What it looks like from the outside is not how it feels from the inside.
Give yourself grace, says my therapist. Don’t be so hard on yourself.
Really? The people I live with are freaked out that I’m there at 8:30 in the morning because my shift starts at 7:45 and I need to be out the door between 5:30 and 6:00 in the morning to get there in time. Only apparently I woke up enough to turn off the alarm – which I don’t remember – then slept until 7:30. The new meds do this to me. What they don’t do is make me look normal with only 1 or 2 doses. They take time to build up.
My next step is to call HR and see if we can change my shift. Right now I work 4 10-hour days and when you add in lunch (which my employer does not count as part of my day) and the 2-hour commute each way to work, well, I’m often out of the house 15 hours at a time. I come home, eat, and go to bed. I need enough time in the morning to get dressed etc. I don’t sleep 8 hours most work nights, more like 5 or 6. So maybe I can get HR to shift me to another position or at least another shift that isn’t quite so early and is 5 8-hour days instead.
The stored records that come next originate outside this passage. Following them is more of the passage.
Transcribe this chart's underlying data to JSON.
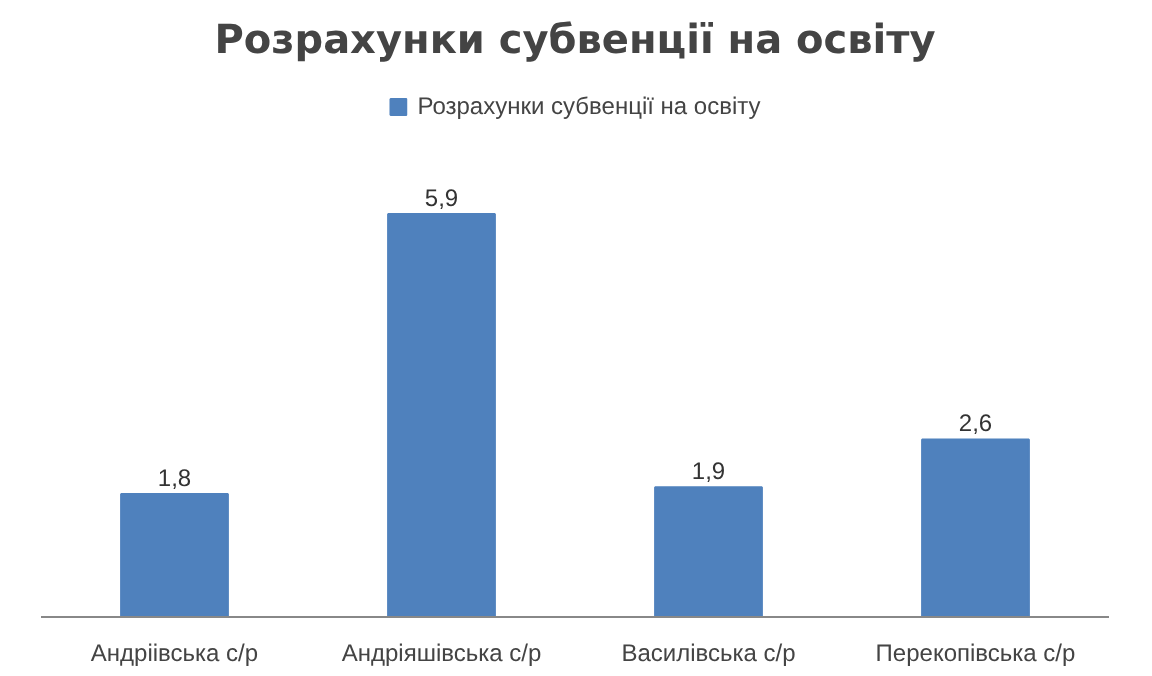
{
  "chart_data": {
    "type": "bar",
    "title": "Розрахунки субвенції на освіту",
    "categories": [
      "Андріівська с/р",
      "Андріяшівська с/р",
      "Василівська с/р",
      "Перекопівська с/р"
    ],
    "series": [
      {
        "name": "Розрахунки субвенції на освіту",
        "color": "#4f81bd",
        "values": [
          1.8,
          5.9,
          1.9,
          2.6
        ],
        "value_labels": [
          "1,8",
          "5,9",
          "1,9",
          "2,6"
        ]
      }
    ],
    "legend": "top",
    "grid": false,
    "tick_labels": "x"
  }
}
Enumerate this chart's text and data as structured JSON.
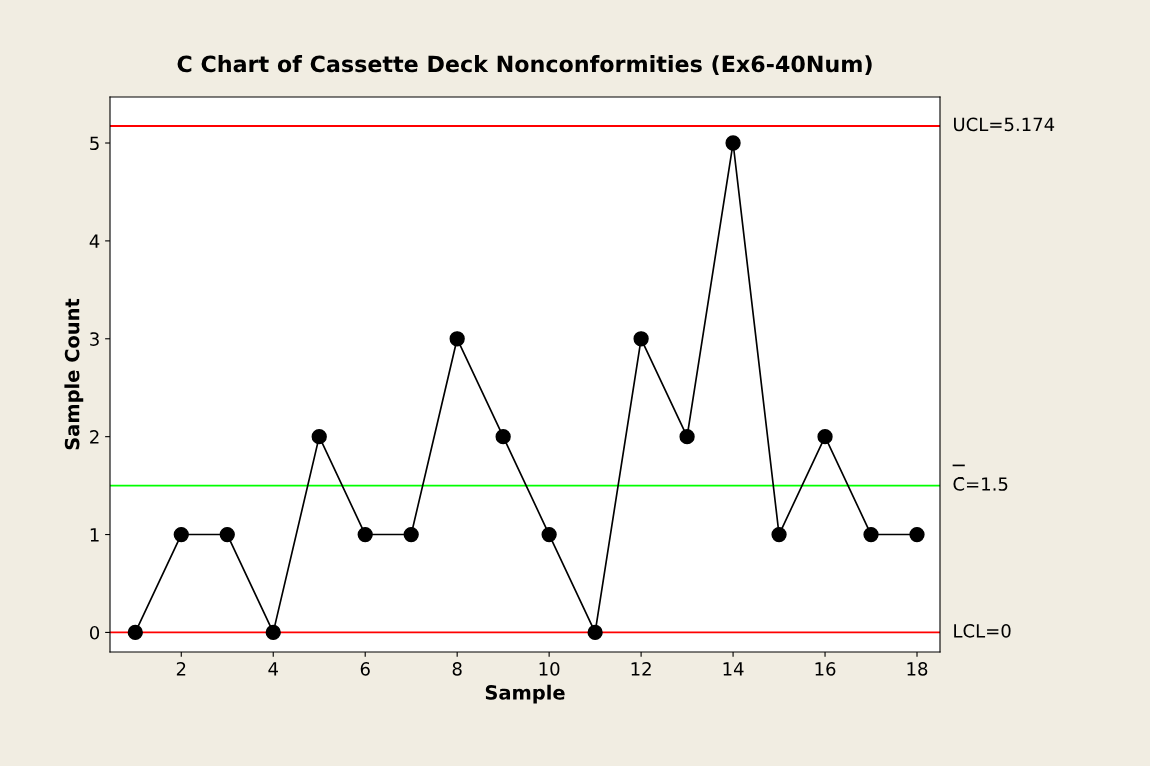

It’s a big company, there are other jobs. But I don’t want to say too much to them either and have it used against me. See, there’s the second guessing part.
Give myself grace. I’m crazy, what does that even mean? That it’s okay to be crazy? My crazy freaks people out, why would I want to give that grace? I feel like I’m going to end up a street person, because I don’t make enough money to get by on my own but I don’t know if other people can live with my crazy.
I need to tidy my room. That will help. It won’t resolve anything, but tidy looks more normal and I do need to find my winter clothes so that’s a good excuse. Tear it apart and put it back together. Wash the sheets that are covered in black cat hair. I don’t know how that cat does that, I believe there is more cat hair in my bed than on the cat.
And I need to make art. Making art feels normal to me. Making art makes my heart happy and my soul shine. It seems to eat up the crazy and make all things possible. Make the room tidy so I have a place to make art. That’s a decent goal for tomorrow. That and seeing the doctor again.
One day at a time, just get though today and have a plan for tomorrow. It’s all I can do anyway.